As soon as you miss a couple of mortgage payments, you will probably hear from your lender. Don't ignore their phone calls and letters. Instead, make an honest assessment of when and whether you expect to be able to catch up on your payments. Your lender may be willing to help you. If not, you need to understand the foreclosure process.

At each step in the process, an attorney experienced in foreclosure defense may be able to help you. A lawyer can negotiate with your lender or protect your rights during the foreclosure process.

Before the foreclosure is filed

During the first four months of delinquency, you should consider how to limit the damage. One option to consider is selling your house. You can also negotiate with your lender on options to avoid foreclosure, such as:

  • Forbearance (holding off on foreclosure while you get back on your feet)
  • Loan modification
  • Affordable payment plan
  • Short sale (selling your home for less than you owe)
  • Deed in lieu of foreclosure (agreement to return title to the lender without the foreclosure process)

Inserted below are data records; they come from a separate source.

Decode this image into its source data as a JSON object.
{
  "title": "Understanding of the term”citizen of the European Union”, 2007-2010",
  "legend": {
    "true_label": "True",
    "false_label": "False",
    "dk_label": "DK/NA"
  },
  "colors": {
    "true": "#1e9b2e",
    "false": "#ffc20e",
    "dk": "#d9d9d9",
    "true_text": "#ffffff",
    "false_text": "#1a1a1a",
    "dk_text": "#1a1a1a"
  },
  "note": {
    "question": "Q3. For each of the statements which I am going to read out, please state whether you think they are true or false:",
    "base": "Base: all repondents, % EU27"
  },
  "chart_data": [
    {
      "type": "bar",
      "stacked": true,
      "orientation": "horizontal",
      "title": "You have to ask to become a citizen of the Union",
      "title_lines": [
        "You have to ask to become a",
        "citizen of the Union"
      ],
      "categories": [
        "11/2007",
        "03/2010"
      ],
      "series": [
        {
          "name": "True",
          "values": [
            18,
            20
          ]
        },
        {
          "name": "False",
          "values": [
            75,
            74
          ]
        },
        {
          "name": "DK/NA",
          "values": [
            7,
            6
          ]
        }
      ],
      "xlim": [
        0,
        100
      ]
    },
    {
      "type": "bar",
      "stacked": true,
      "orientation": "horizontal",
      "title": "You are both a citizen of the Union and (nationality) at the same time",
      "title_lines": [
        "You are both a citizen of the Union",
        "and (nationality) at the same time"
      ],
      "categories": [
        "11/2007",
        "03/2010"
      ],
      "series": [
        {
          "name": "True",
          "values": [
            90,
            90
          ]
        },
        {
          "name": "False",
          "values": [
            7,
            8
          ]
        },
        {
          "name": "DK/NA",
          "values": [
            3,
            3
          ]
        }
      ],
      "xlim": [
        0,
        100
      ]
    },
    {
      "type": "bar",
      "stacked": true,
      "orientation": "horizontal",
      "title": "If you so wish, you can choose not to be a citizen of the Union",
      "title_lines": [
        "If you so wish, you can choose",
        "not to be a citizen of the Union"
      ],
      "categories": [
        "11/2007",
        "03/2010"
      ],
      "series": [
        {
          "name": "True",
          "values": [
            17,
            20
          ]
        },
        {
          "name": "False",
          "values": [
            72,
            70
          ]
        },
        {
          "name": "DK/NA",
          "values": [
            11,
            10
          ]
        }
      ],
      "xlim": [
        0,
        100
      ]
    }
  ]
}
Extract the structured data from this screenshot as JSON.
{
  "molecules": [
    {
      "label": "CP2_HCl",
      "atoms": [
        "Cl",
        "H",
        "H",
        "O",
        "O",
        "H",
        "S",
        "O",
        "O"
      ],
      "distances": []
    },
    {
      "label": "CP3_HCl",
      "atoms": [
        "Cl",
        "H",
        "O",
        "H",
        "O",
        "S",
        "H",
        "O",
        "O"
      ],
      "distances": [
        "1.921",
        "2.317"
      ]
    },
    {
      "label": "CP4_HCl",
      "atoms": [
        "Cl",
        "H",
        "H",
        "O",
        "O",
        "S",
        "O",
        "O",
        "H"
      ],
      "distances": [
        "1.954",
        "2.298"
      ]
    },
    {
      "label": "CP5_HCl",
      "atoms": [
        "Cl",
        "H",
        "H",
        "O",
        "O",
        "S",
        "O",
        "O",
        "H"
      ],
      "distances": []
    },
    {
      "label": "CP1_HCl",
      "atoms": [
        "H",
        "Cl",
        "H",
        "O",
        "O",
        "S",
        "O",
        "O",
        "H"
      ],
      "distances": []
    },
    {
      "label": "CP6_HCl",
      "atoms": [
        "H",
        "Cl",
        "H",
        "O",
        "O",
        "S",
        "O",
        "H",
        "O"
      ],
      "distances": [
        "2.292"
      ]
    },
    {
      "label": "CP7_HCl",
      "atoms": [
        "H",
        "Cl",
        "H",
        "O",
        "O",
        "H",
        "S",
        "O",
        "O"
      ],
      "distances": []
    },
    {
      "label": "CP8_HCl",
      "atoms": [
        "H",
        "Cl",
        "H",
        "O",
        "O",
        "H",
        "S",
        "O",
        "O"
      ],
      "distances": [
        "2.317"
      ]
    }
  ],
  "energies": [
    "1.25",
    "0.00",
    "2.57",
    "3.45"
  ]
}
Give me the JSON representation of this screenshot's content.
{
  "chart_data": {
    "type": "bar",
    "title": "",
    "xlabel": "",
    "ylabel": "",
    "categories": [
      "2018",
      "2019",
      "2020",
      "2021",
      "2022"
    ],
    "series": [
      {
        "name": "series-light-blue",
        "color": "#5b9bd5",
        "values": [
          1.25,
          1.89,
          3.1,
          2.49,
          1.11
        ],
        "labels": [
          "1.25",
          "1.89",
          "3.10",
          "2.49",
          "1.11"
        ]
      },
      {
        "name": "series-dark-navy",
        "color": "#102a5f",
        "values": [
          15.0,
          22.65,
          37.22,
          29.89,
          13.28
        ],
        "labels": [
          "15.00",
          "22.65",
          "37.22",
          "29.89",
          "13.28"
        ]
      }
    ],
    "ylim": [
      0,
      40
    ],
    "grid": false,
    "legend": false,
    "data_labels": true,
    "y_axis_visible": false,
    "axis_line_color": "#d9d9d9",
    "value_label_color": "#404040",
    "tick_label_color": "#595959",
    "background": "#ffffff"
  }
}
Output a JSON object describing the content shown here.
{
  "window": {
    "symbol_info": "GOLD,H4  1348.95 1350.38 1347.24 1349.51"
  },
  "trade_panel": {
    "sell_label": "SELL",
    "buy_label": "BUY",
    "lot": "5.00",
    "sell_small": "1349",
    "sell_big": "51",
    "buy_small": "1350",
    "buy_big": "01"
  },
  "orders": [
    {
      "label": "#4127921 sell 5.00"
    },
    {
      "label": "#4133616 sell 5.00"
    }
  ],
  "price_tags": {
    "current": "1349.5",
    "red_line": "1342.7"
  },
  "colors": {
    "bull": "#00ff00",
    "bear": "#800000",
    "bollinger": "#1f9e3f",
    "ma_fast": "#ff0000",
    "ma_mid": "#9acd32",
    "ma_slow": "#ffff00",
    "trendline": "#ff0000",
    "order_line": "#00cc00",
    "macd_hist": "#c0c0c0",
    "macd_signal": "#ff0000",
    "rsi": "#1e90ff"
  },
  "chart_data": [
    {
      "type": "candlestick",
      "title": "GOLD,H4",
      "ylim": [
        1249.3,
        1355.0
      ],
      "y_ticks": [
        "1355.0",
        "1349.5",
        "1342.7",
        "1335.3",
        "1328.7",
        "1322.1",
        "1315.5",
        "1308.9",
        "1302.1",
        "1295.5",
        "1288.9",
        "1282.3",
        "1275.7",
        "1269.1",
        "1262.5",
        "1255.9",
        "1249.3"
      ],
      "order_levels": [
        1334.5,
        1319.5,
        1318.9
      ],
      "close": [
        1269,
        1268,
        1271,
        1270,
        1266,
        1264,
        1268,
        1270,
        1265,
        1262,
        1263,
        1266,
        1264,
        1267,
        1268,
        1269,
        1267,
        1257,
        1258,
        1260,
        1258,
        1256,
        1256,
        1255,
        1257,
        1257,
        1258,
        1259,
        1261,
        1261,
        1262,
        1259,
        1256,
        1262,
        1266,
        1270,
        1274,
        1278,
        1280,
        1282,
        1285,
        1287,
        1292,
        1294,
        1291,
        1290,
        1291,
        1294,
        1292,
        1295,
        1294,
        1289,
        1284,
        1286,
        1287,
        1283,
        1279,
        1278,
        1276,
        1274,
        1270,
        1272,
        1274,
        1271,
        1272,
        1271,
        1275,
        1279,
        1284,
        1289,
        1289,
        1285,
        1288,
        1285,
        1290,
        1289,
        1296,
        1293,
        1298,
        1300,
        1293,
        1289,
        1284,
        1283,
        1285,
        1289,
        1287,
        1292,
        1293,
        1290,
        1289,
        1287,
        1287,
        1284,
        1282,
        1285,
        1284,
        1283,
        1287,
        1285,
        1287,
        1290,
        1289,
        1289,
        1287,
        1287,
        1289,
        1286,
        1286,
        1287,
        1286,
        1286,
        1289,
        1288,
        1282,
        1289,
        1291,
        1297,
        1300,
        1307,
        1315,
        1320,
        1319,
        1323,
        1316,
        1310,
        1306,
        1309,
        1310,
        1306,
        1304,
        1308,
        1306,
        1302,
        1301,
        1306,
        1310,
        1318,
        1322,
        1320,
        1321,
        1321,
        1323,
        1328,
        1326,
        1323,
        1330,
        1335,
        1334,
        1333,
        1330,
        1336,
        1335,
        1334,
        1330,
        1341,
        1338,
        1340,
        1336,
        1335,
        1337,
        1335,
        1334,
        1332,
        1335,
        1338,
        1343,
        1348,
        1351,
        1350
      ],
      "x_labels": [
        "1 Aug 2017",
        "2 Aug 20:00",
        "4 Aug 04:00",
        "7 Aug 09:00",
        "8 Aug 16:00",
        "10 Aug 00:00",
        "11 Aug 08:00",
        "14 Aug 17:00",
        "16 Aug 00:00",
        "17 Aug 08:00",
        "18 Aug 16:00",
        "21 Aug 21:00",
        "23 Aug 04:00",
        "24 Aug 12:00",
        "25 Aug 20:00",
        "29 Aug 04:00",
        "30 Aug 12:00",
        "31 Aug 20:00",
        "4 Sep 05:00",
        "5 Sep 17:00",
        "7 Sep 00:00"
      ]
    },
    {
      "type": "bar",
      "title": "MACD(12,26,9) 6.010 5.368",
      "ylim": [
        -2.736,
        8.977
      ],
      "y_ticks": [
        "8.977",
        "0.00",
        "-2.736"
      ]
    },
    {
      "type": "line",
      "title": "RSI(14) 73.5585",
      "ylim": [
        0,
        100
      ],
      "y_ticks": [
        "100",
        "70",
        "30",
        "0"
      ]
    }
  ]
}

The Pennsylvania foreclosure process

Many Pennsylvania mortgages contain a requirement that the lender send you a breach or demand letter before they can file for foreclosure.

Pennsylvania law also requires lenders to send you a notice of intent to foreclose before they can start the foreclosure process. Also, the lender must send you a second notice which explains your rights and any help available through state programs.

In Pennsylvania, foreclosure is a judicial, or lawsuit-based process. The lender begins the foreclosure process by filing a complaint. You then have 20 days to respond. If you do not, you will be given 10 additional days to respond before a default judgment is entered against you.

Your response is where you can answer each allegation in the foreclosure complaint. You can deny any allegations you feel are inaccurate, and you can offer certain legal defenses and any claims against the lender you may have.

In some counties, you may be referred for a foreclosure diversion program where you can negotiate an agreement with the lender.

If you cannot work out a deal, your lender may file a motion for summary judgment, which alleges that you have no real dispute or defense. Alternatively, there may be a trial. If you lose either the motion for summary judgment or trial, the court will enter what is called a final judgment of foreclosure.

The next step is the foreclosure sale. Pennsylvania law gives you another chance to pay off the past-due balance, along with costs and fees. This can be done up to an hour before the foreclosure sale.